3 września ambasador Wietnamu w Chinach Pham Thanh Binh poinformował mnie, że z okazji 80. rocznicy zwycięstwa narodu nad faszyzmem prezydent Luong Cuong spotka się z przedstawicielami rodzin i krewnymi byłych ekspertów, doradców i urzędników z Wietnamu i Chin.
4 września o godzinie 10:30 w ambasadzie obecni byliśmy ja, syn generała Nguyen Sona, Tran Tieu Viet, syn generała Tran Canha (który był szefem chińskiej grupy doradczej w Wietnamie w 1950 r.), Tran Tri Thu, oraz syn generała Vi Quoc Thanha (który był szefem chińskiej grupy doradczej w Wietnamie w latach 1950–1954), Vi Tieu Nghi.
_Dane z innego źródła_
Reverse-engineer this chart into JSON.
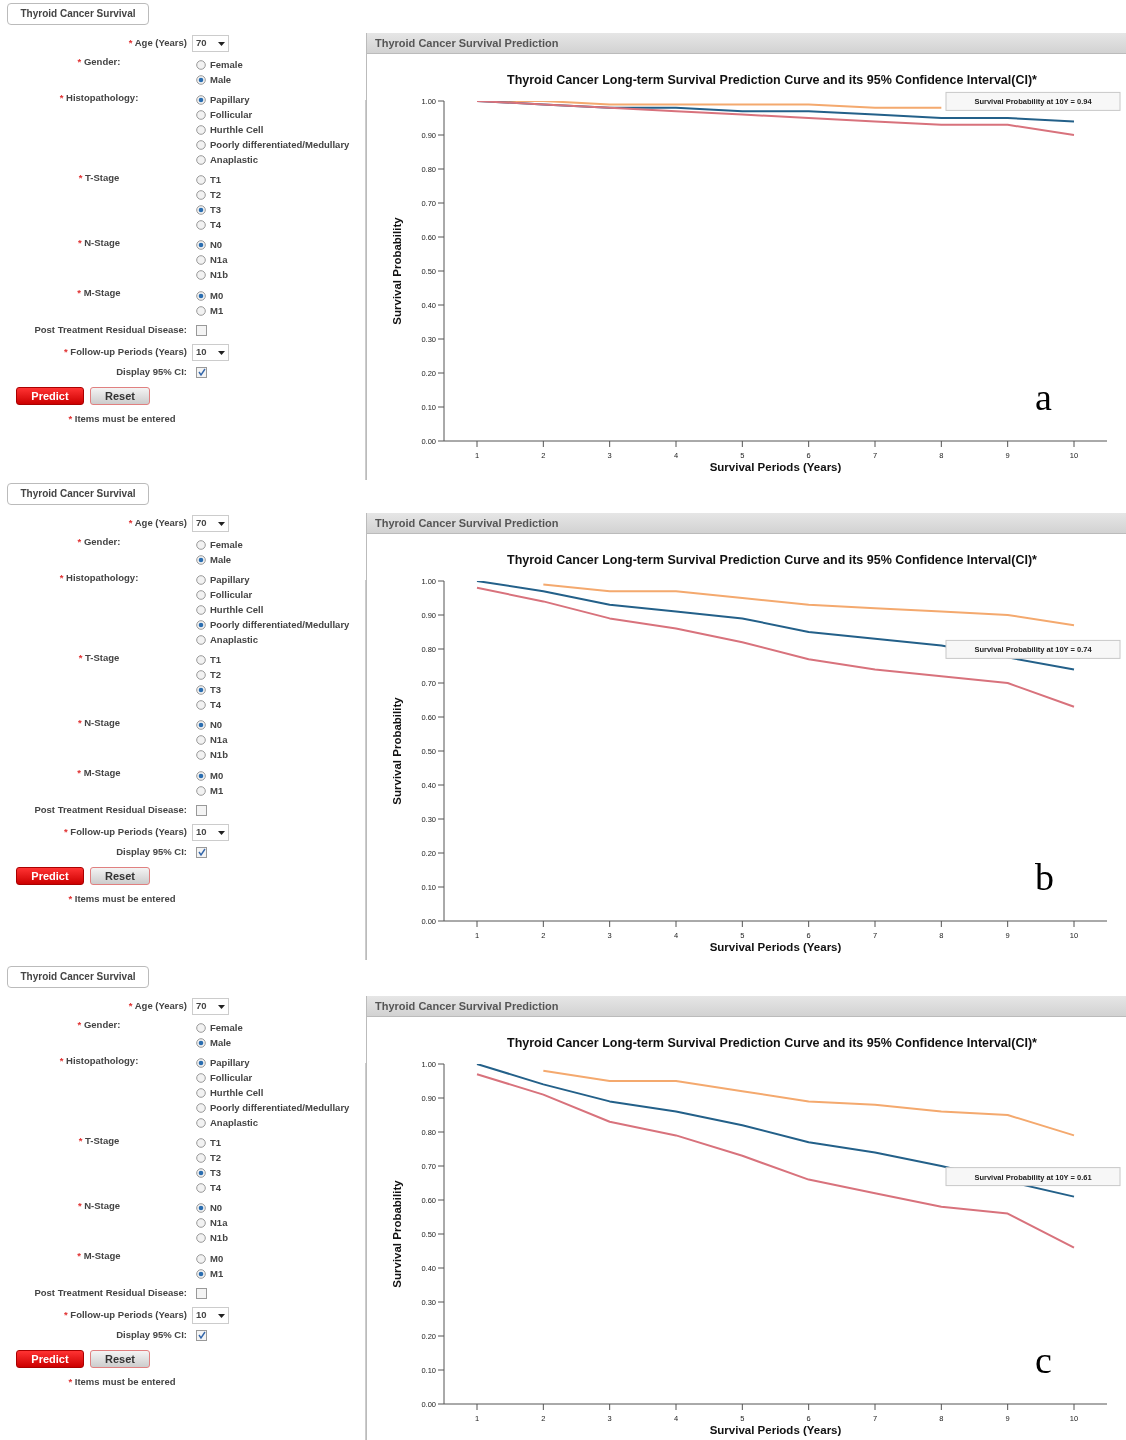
{
  "chart_data": [
    {
      "type": "other",
      "title": "Thyroid Cancer Survival",
      "annotations": [
        "* Age (Years)",
        "70",
        "* Gender:",
        "Female",
        "Male",
        "* Histopathology:",
        "Papillary",
        "Follicular",
        "Hurthle Cell",
        "Poorly differentiated/Medullary",
        "Anaplastic",
        "* T-Stage",
        "T1",
        "T2",
        "T3",
        "T4",
        "* N-Stage",
        "N0",
        "N1a",
        "N1b",
        "* M-Stage",
        "M0",
        "M1",
        "Post Treatment Residual Disease:",
        "* Follow-up Periods (Years)",
        "10",
        "Display 95% CI:",
        "Predict",
        "Reset",
        "* Items must be entered"
      ]
    },
    {
      "type": "line",
      "title": "Thyroid Cancer Long-term Survival Prediction Curve and its 95% Confidence Interval(CI)*",
      "xlabel": "Survival Periods (Years)",
      "ylabel": "Survival Probability",
      "categories": [
        "1",
        "2",
        "3",
        "4",
        "5",
        "6",
        "7",
        "8",
        "9",
        "10"
      ],
      "series": [
        {
          "color": "#f4a96e",
          "values": [
            1.0,
            1.0,
            0.99,
            0.99,
            0.99,
            0.99,
            0.98,
            0.98,
            null,
            null
          ]
        },
        {
          "color": "#236089",
          "values": [
            1.0,
            0.99,
            0.98,
            0.98,
            0.97,
            0.97,
            0.96,
            0.95,
            0.95,
            0.94
          ]
        },
        {
          "color": "#d8727c",
          "values": [
            1.0,
            0.99,
            0.98,
            0.97,
            0.96,
            0.95,
            0.94,
            0.93,
            0.93,
            0.9
          ]
        }
      ],
      "ylim": [
        0,
        1
      ],
      "yticks": [
        {
          "value": 0,
          "label": "0.00"
        },
        {
          "value": 0.1,
          "label": "0.10"
        },
        {
          "value": 0.2,
          "label": "0.20"
        },
        {
          "value": 0.3,
          "label": "0.30"
        },
        {
          "value": 0.4,
          "label": "0.40"
        },
        {
          "value": 0.5,
          "label": "0.50"
        },
        {
          "value": 0.6,
          "label": "0.60"
        },
        {
          "value": 0.7,
          "label": "0.70"
        },
        {
          "value": 0.8,
          "label": "0.80"
        },
        {
          "value": 0.9,
          "label": "0.90"
        },
        {
          "value": 1,
          "label": "1.00"
        }
      ],
      "grid": false,
      "legend": false,
      "marker": "none",
      "line_style": "solid",
      "annotations": [
        "Thyroid Cancer Survival Prediction",
        "a",
        {
          "text": "Survival Probability at 10Y = 0.94",
          "x": "10",
          "y": 0.94
        }
      ]
    },
    {
      "type": "other",
      "title": "Thyroid Cancer Survival",
      "annotations": [
        "* Age (Years)",
        "70",
        "* Gender:",
        "Female",
        "Male",
        "* Histopathology:",
        "Papillary",
        "Follicular",
        "Hurthle Cell",
        "Poorly differentiated/Medullary",
        "Anaplastic",
        "* T-Stage",
        "T1",
        "T2",
        "T3",
        "T4",
        "* N-Stage",
        "N0",
        "N1a",
        "N1b",
        "* M-Stage",
        "M0",
        "M1",
        "Post Treatment Residual Disease:",
        "* Follow-up Periods (Years)",
        "10",
        "Display 95% CI:",
        "Predict",
        "Reset",
        "* Items must be entered"
      ]
    },
    {
      "type": "line",
      "title": "Thyroid Cancer Long-term Survival Prediction Curve and its 95% Confidence Interval(CI)*",
      "xlabel": "Survival Periods (Years)",
      "ylabel": "Survival Probability",
      "categories": [
        "1",
        "2",
        "3",
        "4",
        "5",
        "6",
        "7",
        "8",
        "9",
        "10"
      ],
      "series": [
        {
          "color": "#f4a96e",
          "values": [
            null,
            0.99,
            0.97,
            0.97,
            0.95,
            0.93,
            0.92,
            0.91,
            0.9,
            0.87
          ]
        },
        {
          "color": "#236089",
          "values": [
            1.0,
            0.97,
            0.93,
            0.91,
            0.89,
            0.85,
            0.83,
            0.81,
            null,
            0.74
          ]
        },
        {
          "color": "#d8727c",
          "values": [
            0.98,
            0.94,
            0.89,
            0.86,
            0.82,
            0.77,
            0.74,
            0.72,
            0.7,
            0.63
          ]
        }
      ],
      "ylim": [
        0,
        1
      ],
      "yticks": [
        {
          "value": 0,
          "label": "0.00"
        },
        {
          "value": 0.1,
          "label": "0.10"
        },
        {
          "value": 0.2,
          "label": "0.20"
        },
        {
          "value": 0.3,
          "label": "0.30"
        },
        {
          "value": 0.4,
          "label": "0.40"
        },
        {
          "value": 0.5,
          "label": "0.50"
        },
        {
          "value": 0.6,
          "label": "0.60"
        },
        {
          "value": 0.7,
          "label": "0.70"
        },
        {
          "value": 0.8,
          "label": "0.80"
        },
        {
          "value": 0.9,
          "label": "0.90"
        },
        {
          "value": 1,
          "label": "1.00"
        }
      ],
      "grid": false,
      "legend": false,
      "marker": "none",
      "line_style": "solid",
      "annotations": [
        "Thyroid Cancer Survival Prediction",
        "b",
        {
          "text": "Survival Probability at 10Y = 0.74",
          "x": "10",
          "y": 0.74
        }
      ]
    },
    {
      "type": "other",
      "title": "Thyroid Cancer Survival",
      "annotations": [
        "* Age (Years)",
        "70",
        "* Gender:",
        "Female",
        "Male",
        "* Histopathology:",
        "Papillary",
        "Follicular",
        "Hurthle Cell",
        "Poorly differentiated/Medullary",
        "Anaplastic",
        "* T-Stage",
        "T1",
        "T2",
        "T3",
        "T4",
        "* N-Stage",
        "N0",
        "N1a",
        "N1b",
        "* M-Stage",
        "M0",
        "M1",
        "Post Treatment Residual Disease:",
        "* Follow-up Periods (Years)",
        "10",
        "Display 95% CI:",
        "Predict",
        "Reset",
        "* Items must be entered"
      ]
    },
    {
      "type": "line",
      "title": "Thyroid Cancer Long-term Survival Prediction Curve and its 95% Confidence Interval(CI)*",
      "xlabel": "Survival Periods (Years)",
      "ylabel": "Survival Probability",
      "categories": [
        "1",
        "2",
        "3",
        "4",
        "5",
        "6",
        "7",
        "8",
        "9",
        "10"
      ],
      "series": [
        {
          "color": "#f4a96e",
          "values": [
            null,
            0.98,
            0.95,
            0.95,
            0.92,
            0.89,
            0.88,
            0.86,
            0.85,
            0.79
          ]
        },
        {
          "color": "#236089",
          "values": [
            1.0,
            0.94,
            0.89,
            0.86,
            0.82,
            0.77,
            0.74,
            0.7,
            null,
            0.61
          ]
        },
        {
          "color": "#d8727c",
          "values": [
            0.97,
            0.91,
            0.83,
            0.79,
            0.73,
            0.66,
            0.62,
            0.58,
            0.56,
            0.46
          ]
        }
      ],
      "ylim": [
        0,
        1
      ],
      "yticks": [
        {
          "value": 0,
          "label": "0.00"
        },
        {
          "value": 0.1,
          "label": "0.10"
        },
        {
          "value": 0.2,
          "label": "0.20"
        },
        {
          "value": 0.3,
          "label": "0.30"
        },
        {
          "value": 0.4,
          "label": "0.40"
        },
        {
          "value": 0.5,
          "label": "0.50"
        },
        {
          "value": 0.6,
          "label": "0.60"
        },
        {
          "value": 0.7,
          "label": "0.70"
        },
        {
          "value": 0.8,
          "label": "0.80"
        },
        {
          "value": 0.9,
          "label": "0.90"
        },
        {
          "value": 1,
          "label": "1.00"
        }
      ],
      "grid": false,
      "legend": false,
      "marker": "none",
      "line_style": "solid",
      "annotations": [
        "Thyroid Cancer Survival Prediction",
        "c",
        {
          "text": "Survival Probability at 10Y = 0.61",
          "x": "10",
          "y": 0.61
        }
      ]
    }
  ]
}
Około 10 minut później do pokoju wszedł prezydent Luong Cuong i uścisnął dłonie całej czwórce, po czym przedstawił członków delegacji wietnamskiej.
Prezydent Luong Cuong spotkał się z przedstawicielami rodzin i krewnymi byłych wietnamskich i chińskich ekspertów, doradców i urzędników. Zdjęcie: VGP
Prezydent podzielił się z nami swoją poprzednią rozmową z prezydentem Chin Xi Jinpingiem w Wielkiej Hali Ludowej, dotyczącą relacji wietnamsko-chińskich i znaczenia kontaktów międzyludzkich między oboma krajami. Podarował nam również wietnamskie specjały.
Następnie Prezydent spotkał się z przedstawicielami społeczności wietnamskiej w Chinach, a następnie zaprosił nas na przyjęcie w ogrodzie kwiatowym na terenie ambasady.
Wszyscy byli bardzo poruszeni tym bliskim spotkaniem. Chciałbym wyrazić wdzięczność prezydentowi Luong Cuongowi oraz przywódcom i narodowi Wietnamu.
Spotkanie z prezydentem Liang Qiangiem pogłębiło przyjaźń wietnamsko-chińską i nasze zaufanie do współpracy między oboma krajami. Dobre relacje z pewnością przyniosą korzyści obu stronom.
Mamy nadzieję, że w przyszłości będziemy współpracować, aby chronić i rozwijać przyjaźń między naszymi krajami. Niech przyjaźń między naszymi narodami będzie silniejsza i trwalsza. Wkład poprzednich pokoleń jest nieoceniony i zawsze będę go nosił w sercu.